In October, Rep. Mark Amodei told the Las Vegas Metro Chamber of Commerce that House Speaker Paul Ryan (R-Wisconsin) promised the tax plan’s passage by Thanksgiving. That proved true in the House, but Senate Republicans needed more time to wrangle enough votes to pass something on their side of the Capitol. Once the Senate passed its bill on December 2, Republicans rushed it into conference.
The final bill that emerged from conference omitted some of the most controversial elements of the House bill, such as repealing deductions for medical expenses, educators who must buy their own school supplies, and student loan interest. However, the core of the bill was largely left intact. The corporate rate cut was pared back slightly, but it’s still dropping from 35% to 21% beginning next year, and the bill includes an even lower rate for U.S. taxes that multinational corporations must pay on foreign profits. State and local tax deductions (SALT) are still capped at $10,000 for just property taxes.
Most importantly, the overall tax package continues to prioritize tax cuts for the wealthiest Americans. Now that the top personal income rate is dropping from 39% to 37%, the top 1% of income earners receive 82.8% of this bill’s benefits according to analysis from the Tax Policy Center. And even though the personal income tax provisions of this bill expire in 2025, the corporate tax provisions will be permanent, which will result in higher taxes for lower and middle-income households while wealthy households continue to benefit.
Nevadans react to the House’s vote
At the time of this story’s publication, Amodei had not released a statement explaining his vote.

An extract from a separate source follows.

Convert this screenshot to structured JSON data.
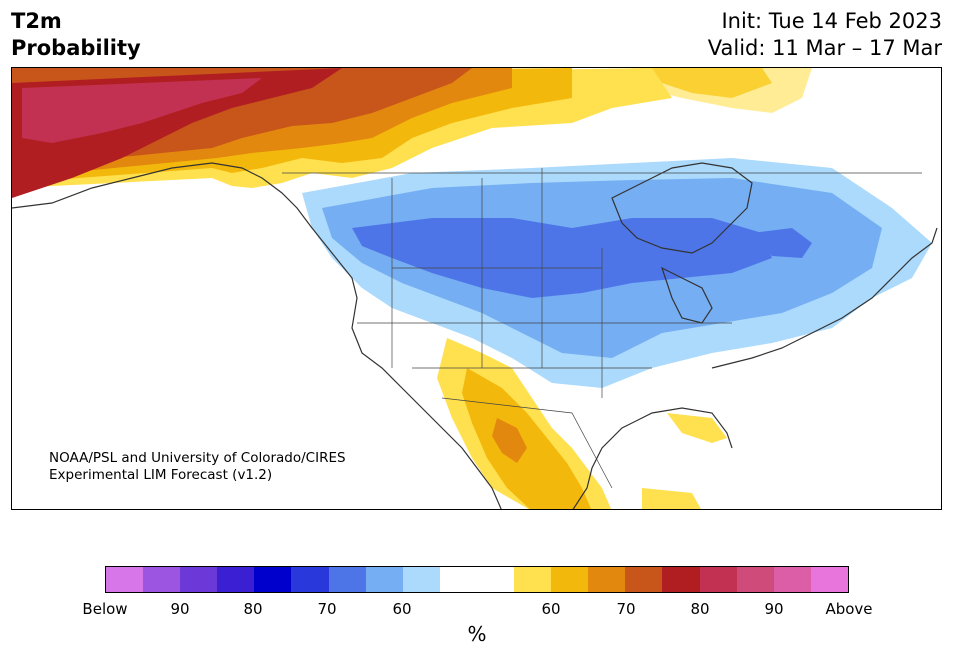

During his presentation to the Las Vegas Metro Chamber in October, and again when he voted for the House bill in November, Amodei defended the tax package.
Though Amodei himself stayed mum, Battle Born Progress Executive Director Annette Magnus condemned his vote to pass the tax plan. “We are extremely disappointed in Congressman Mark Amodei, who voted in favor of this bill even though the legislation repeals part of the Affordable Care Act (ACA) and forces $25 billion automatic cuts to Medicare annually to give trillions in tax breaks to the richest households and multinational corporations like Apple, Pfizer, and Wells Fargo.”
Children’s Advocacy Alliance of Nevada also condemned the bill’s passage. In her statement, Executive Director Denise Tanata voiced concern over the tax bill’s repeal of the individual health insurance mandate and its potential to trigger further health care cuts. “By reducing the number of children with health insurance this bill will make children sicker. Children who have health insurance coverage are healthier and have fewer preventable hospitalizations. They are more likely to receive preventive medical and dental care, be screened for developmental milestones, obtain needed timely treatment, and miss fewer days of school.”
Expect a final Senate vote tonight, and a final rush to prevent a government shutdown
While Amodei voted for the Trump-GOP Tax Plan, Reps. Dina Titus (D-Las Vegas), Jacky Rosen (D-Henderson), and Ruben Kihuen (D-Las Vegas) all voted against. A similar dynamic may soon play out in the Senate, where Dean Heller (R) is expected to vote for the final bill while Catherine Cortez Masto (D) votes against. The Senate may vote as soon as tonight, but the House will have to pass the Senate’s modified version of the bill tomorrow due to the Senate parliamentarian ruling parts of the bill out of order with Senate rules this afternoon.
Once the Senate finishes its work on this tax bill, Congress must rush to pass a continuing resolution by Friday to avoid a government shutdown. A growing number of Democrats have stated they will refuse to vote for the spending bill unless votes are also scheduled for the DREAM Act, the insurance stabilization bills, and reauthorization of the Children’s Health Insurance Program (CHIP). Unlike the tax plan, Republicans need Democratic votes to keep the federal government open, so these next 72 hours will be pivotal on Capitol Hill.